Model Architecture: The authors use CNN and GNN which are the most powerful machine learning techniques. First, we used (ResNet-50) architecture in CNN part to generate feature maps from WSIs. The model is ResNet-50, famous for its very deep layers and residual learning framework that enables the capturing of complex patterns in image data. Next, implement a basic GNN processing workflow to examine structual relationships.
Model training: This is a supervised learning task and the model was trained with labeled WSIs. To increase the accuracy and stability of our model over multiple training iterations. We refined the feature extractor of the CNN and optimised how these features are interpreted by the GNN to be relevant.

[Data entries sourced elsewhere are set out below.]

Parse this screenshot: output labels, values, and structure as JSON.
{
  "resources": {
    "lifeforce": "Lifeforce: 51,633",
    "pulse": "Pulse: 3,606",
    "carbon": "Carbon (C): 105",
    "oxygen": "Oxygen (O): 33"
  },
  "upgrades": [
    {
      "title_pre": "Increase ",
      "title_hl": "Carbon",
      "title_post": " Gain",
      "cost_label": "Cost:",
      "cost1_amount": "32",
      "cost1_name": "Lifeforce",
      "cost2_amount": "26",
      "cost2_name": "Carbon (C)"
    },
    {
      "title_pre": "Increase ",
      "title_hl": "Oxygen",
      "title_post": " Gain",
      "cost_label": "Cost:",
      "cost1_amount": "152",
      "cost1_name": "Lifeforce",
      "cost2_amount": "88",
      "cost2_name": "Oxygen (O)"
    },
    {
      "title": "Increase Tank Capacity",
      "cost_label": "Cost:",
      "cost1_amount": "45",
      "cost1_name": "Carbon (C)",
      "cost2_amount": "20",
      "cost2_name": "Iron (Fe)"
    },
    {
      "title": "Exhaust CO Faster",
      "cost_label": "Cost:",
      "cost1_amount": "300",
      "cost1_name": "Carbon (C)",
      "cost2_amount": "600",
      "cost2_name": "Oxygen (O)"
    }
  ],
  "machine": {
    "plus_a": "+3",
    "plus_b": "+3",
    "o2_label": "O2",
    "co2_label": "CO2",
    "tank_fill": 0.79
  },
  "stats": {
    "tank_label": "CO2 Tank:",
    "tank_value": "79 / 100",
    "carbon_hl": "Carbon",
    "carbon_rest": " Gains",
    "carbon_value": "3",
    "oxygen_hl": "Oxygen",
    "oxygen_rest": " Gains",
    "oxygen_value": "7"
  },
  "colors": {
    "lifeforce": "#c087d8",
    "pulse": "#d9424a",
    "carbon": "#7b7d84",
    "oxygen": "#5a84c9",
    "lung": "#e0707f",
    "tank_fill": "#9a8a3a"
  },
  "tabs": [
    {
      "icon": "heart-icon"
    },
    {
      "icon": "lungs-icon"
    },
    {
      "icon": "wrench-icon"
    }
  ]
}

Model Testing and Performance Metrics: The final model was tested for performance using separate WSI sets which the model has not seen before during training. The primary performance measure was accuracy with a goal of achieving 80% or higher.
Results
The CNN-GNN model achieved powerful performance on the tumor detection in colon cancer WSIs only. Accuracy of model was >80% and demonstrated the potential for use as an accurate diagnostic tool. Here, especially the forming of GNN-CNN was quite effective and allowed to represent models with accurate predictions. Additionally, The processing time as well was within reasonable ranges, indicating strong potential for real-world clinical applications of this model.
Conclusion and Discussion
The successful development of a machine learning model that integrates CNNs and GNNs to predict colon cancer tumors from WSIs marks a significant step forward. In addition to
increasing the accuracy of tumor identification, this method is a simplified diagnosis process that lightens pathologists' workload and provides consistency. However, there are a number of challenges that still need to be overcome. Performance of the model is largely influenced by the quality and variation within training data. Therefore, to increase the accuracy and
generalizability of our method we need even bigger dataset with more variety. Furthermore, the danger of making false predictions underscores how important it is that these models are continually tuned and tested with real-world data.